Wall St Borrowed $1.2 Trillion from Fed…
Barry Ritholtz points us to how essential US government intervention was for the banking system and in particular existing banks and the management at The Big Picture. It has links worth pursuing as well.
I continue to be of the mind that the Wall Street Bailouts were misguided, and that a massive Swedish style reorg would have been the best thing for the nation and the economy in the long run.
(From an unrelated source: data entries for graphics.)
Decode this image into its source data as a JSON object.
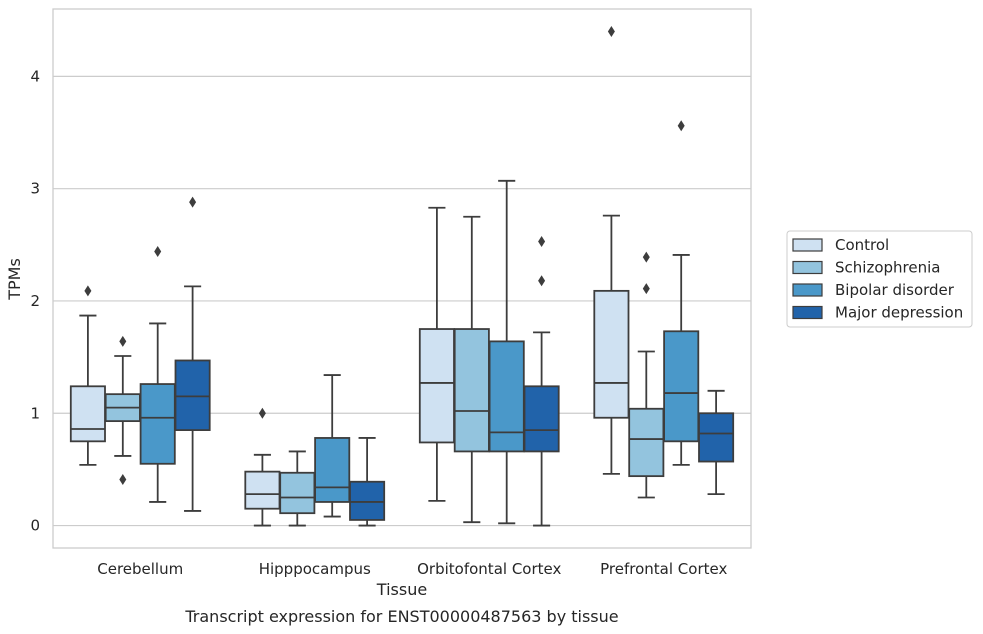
{
  "chart_data": {
    "type": "box",
    "caption": "Transcript expression for ENST00000487563 by tissue",
    "xlabel": "Tissue",
    "ylabel": "TPMs",
    "ylim": [
      -0.2,
      4.6
    ],
    "yticks": [
      0,
      1,
      2,
      3,
      4
    ],
    "grid": true,
    "legend_position": "right",
    "categories": [
      "Cerebellum",
      "Hipppocampus",
      "Orbitofontal Cortex",
      "Prefrontal Cortex"
    ],
    "series": [
      {
        "name": "Control",
        "color": "#cfe1f2",
        "boxes": [
          {
            "whisker_low": 0.54,
            "q1": 0.75,
            "median": 0.86,
            "q3": 1.24,
            "whisker_high": 1.87,
            "outliers": [
              2.09
            ]
          },
          {
            "whisker_low": 0.0,
            "q1": 0.15,
            "median": 0.28,
            "q3": 0.48,
            "whisker_high": 0.63,
            "outliers": [
              1.0
            ]
          },
          {
            "whisker_low": 0.22,
            "q1": 0.74,
            "median": 1.27,
            "q3": 1.75,
            "whisker_high": 2.83,
            "outliers": []
          },
          {
            "whisker_low": 0.46,
            "q1": 0.96,
            "median": 1.27,
            "q3": 2.09,
            "whisker_high": 2.76,
            "outliers": [
              4.4
            ]
          }
        ]
      },
      {
        "name": "Schizophrenia",
        "color": "#93c4de",
        "boxes": [
          {
            "whisker_low": 0.62,
            "q1": 0.93,
            "median": 1.05,
            "q3": 1.17,
            "whisker_high": 1.51,
            "outliers": [
              0.41,
              1.64
            ]
          },
          {
            "whisker_low": 0.0,
            "q1": 0.11,
            "median": 0.25,
            "q3": 0.47,
            "whisker_high": 0.66,
            "outliers": []
          },
          {
            "whisker_low": 0.03,
            "q1": 0.66,
            "median": 1.02,
            "q3": 1.75,
            "whisker_high": 2.75,
            "outliers": []
          },
          {
            "whisker_low": 0.25,
            "q1": 0.44,
            "median": 0.77,
            "q3": 1.04,
            "whisker_high": 1.55,
            "outliers": [
              2.11,
              2.39
            ]
          }
        ]
      },
      {
        "name": "Bipolar disorder",
        "color": "#4a98c9",
        "boxes": [
          {
            "whisker_low": 0.21,
            "q1": 0.55,
            "median": 0.96,
            "q3": 1.26,
            "whisker_high": 1.8,
            "outliers": [
              2.44
            ]
          },
          {
            "whisker_low": 0.08,
            "q1": 0.21,
            "median": 0.34,
            "q3": 0.78,
            "whisker_high": 1.34,
            "outliers": []
          },
          {
            "whisker_low": 0.02,
            "q1": 0.66,
            "median": 0.83,
            "q3": 1.64,
            "whisker_high": 3.07,
            "outliers": []
          },
          {
            "whisker_low": 0.54,
            "q1": 0.75,
            "median": 1.18,
            "q3": 1.73,
            "whisker_high": 2.41,
            "outliers": [
              3.56
            ]
          }
        ]
      },
      {
        "name": "Major depression",
        "color": "#2163aa",
        "boxes": [
          {
            "whisker_low": 0.13,
            "q1": 0.85,
            "median": 1.15,
            "q3": 1.47,
            "whisker_high": 2.13,
            "outliers": [
              2.88
            ]
          },
          {
            "whisker_low": 0.0,
            "q1": 0.05,
            "median": 0.21,
            "q3": 0.39,
            "whisker_high": 0.78,
            "outliers": []
          },
          {
            "whisker_low": 0.0,
            "q1": 0.66,
            "median": 0.85,
            "q3": 1.24,
            "whisker_high": 1.72,
            "outliers": [
              2.18,
              2.53
            ]
          },
          {
            "whisker_low": 0.28,
            "q1": 0.57,
            "median": 0.82,
            "q3": 1.0,
            "whisker_high": 1.2,
            "outliers": []
          }
        ]
      }
    ]
  }
}
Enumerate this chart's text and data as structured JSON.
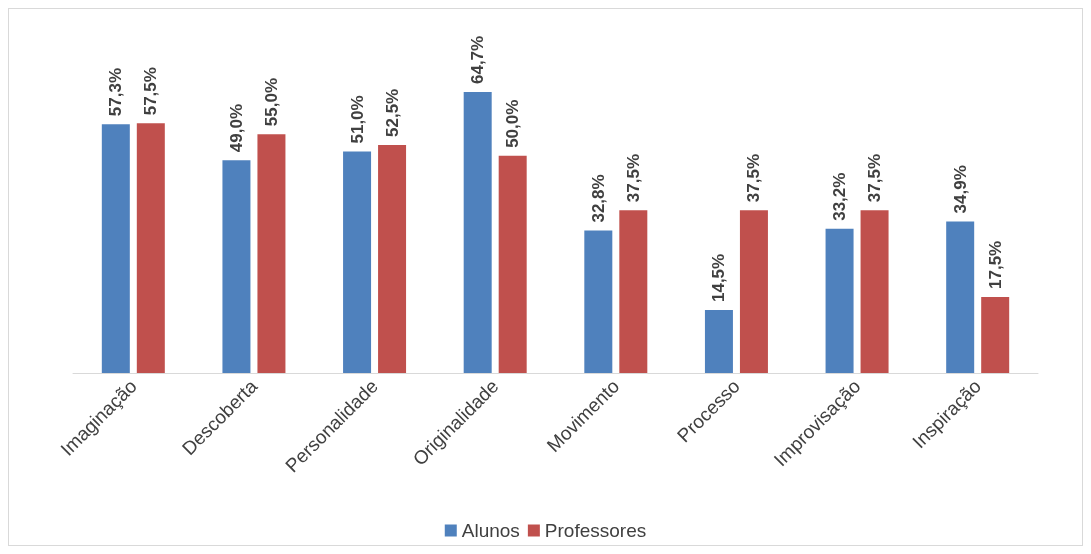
{
  "chart_data": {
    "type": "bar",
    "categories": [
      "Imaginação",
      "Descoberta",
      "Personalidade",
      "Originalidade",
      "Movimento",
      "Processo",
      "Improvisação",
      "Inspiração"
    ],
    "series": [
      {
        "name": "Alunos",
        "color": "#4f81bd",
        "values": [
          57.3,
          49.0,
          51.0,
          64.7,
          32.8,
          14.5,
          33.2,
          34.9
        ],
        "value_labels": [
          "57,3%",
          "49,0%",
          "51,0%",
          "64,7%",
          "32,8%",
          "14,5%",
          "33,2%",
          "34,9%"
        ]
      },
      {
        "name": "Professores",
        "color": "#c0504d",
        "values": [
          57.5,
          55.0,
          52.5,
          50.0,
          37.5,
          37.5,
          37.5,
          17.5
        ],
        "value_labels": [
          "57,5%",
          "55,0%",
          "52,5%",
          "50,0%",
          "37,5%",
          "37,5%",
          "37,5%",
          "17,5%"
        ]
      }
    ],
    "legend": "bottom",
    "grid": false
  }
}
Both Uncle Sam and the Fed would have provided the broad based debtor in possession financing required, and the losses would have fallen where they belonged — on the Shareholders and Bond Holders — and not the taxpayers.
The latest evidence of this: Data obtained by Bloomberg News through Freedom of Information Act requests, followed by months of litigation, and eventually, an act of Congress. (Wall Street Aristocracy Got $1.2T in Loans)
Note these are not ideas come about with the benefit of hindsight, but what a small band of insightful people were saying at the time.
An honest broker of the situation would have:
1. Fire the senior management of the banks (see this)
2. Banned all lobbying activity as a condition of any aid (see this)
3. Forced a Swedish style prepackaged bankruptcy (see this and this)
and the losses would have fallen where they belonged — on the Shareholders and Bond Holders — and not the taxpayers.
What losses did the taxpayers incur from this program?
Zombie infestations don’t any cheaper to remediate by procrastinating, Sammy.
A very good comment by former Treasury Secretary James Baker in the Financial Times, “How Washington can prevent ‘zombie banks’,” warns that the US is on its way to repeating the Japanese error of propping up dud banks and creating a moribund economy as a result.
http://www.nakedcapitalism.com/2009/03/jim-baker-first-lets-kill-all-zombies.html
Just better things should have come of it all.
US Treasury through TARP purchased $750B in MBS’. This asset is about as useful as the tens of trillions in war spending the past 60 years, which are also “assets” and not losses.
Check out how much your treasury “holds”.
The fed bankers’ bank, balance sheet holds, not loans, $1000B in MBS purchased from wall st.
Neither are “loans”.
The line of credit the fed prepared was multiples the tiny ECB “facility” for bailing Ireland, and Greece.
There are enough refuting articles this week that the repeat of Japan must be likely.
OK on the point of execs, of the big screw ups, Prince went at the start of the crisis at CitiBank, as did the ONeil at Merril. Angelo got a get out of jail card from BofA. Ken Lewis eventually fell. John Thain also got canned in the BofA deal. The CEO who screwed up Wachovia also got kicked out as the guy who was in when it was bought out had only been there 3 months. AIG played revolving door with CEO’s Greenberg,Sullivan and then Williamstead for 2 months. Of course Cassono also got a get out of jail card. Fuld got canned in the BK, Cayne was kicked out a few months before Bear Stearns collapsed. I believe most CFO’s got canned in the process as well, so the question is how many levels do you clean out, beyond the CEO and CFO and the board?
I could use a bit of any one of them’s severance package.
sammy,
Given that the loans were offered at well below market rates (read the article), the program amounts to a big subsidy and thus a distortion of the market. (Hey, aren’t you always talking about how important it is to let the market do its thing?) I’d further argue that the country could have used some inflation (3% to 5% range), and by ensuring that the banks coould get loans at rates like 1.1%, it prevented that from happening.
But there is another issue. A few months ago, programs like this were said not to exist. Slowly, slowly, we’re learning about bigger and bigger programs. The article mentions that as a result of this program, banks “some banks may have used the program to maximize profits by borrowing “from the cheapest source, because this was supposed to be secret and never revealed.””
In English, that means banks paid off some of TARP using this program. And they paid off some of their other problems with TARP. And in six months, we’ll learn that they paid off some of this program with another. And it seems along the way, there have been programs to take toxic assets off the banks’ balance sheet. At some point we’ll learn that this program had some similar benefits.
And if none of that is a problem for you, then ask where is the recompense for the good banks that did everything right? Why have good policies and good procedures when the Fed and the feds will bail them out for stupid stuff?
Mike,
In English, that means banks paid off some of TARP using this program.
Unless the banks have a time machine, this is not possible as the emergency liquidity loans were before TARP. This belies your lack of understanding embodied in your whole comment.
What most people are taking from this story is how close we were to a total financial meltdown. It also shows how heroic and effective the Federal government and Geithner were. What you Libs should be saying is that this shows the need for a large and powerful Federal government, for which, for once, I would have no retort.
Instead your desire to see the entire of Wall Street frog-marched out, stripped of their assets, and nationalized so that the likes of Obama, Biden, and Frank could operate the financial system overshadows this likely fact.
Sammy,
We must be reading different comments.
This shows the need for a large and powerful Federal Government, keeping a tight lease on the financial industry.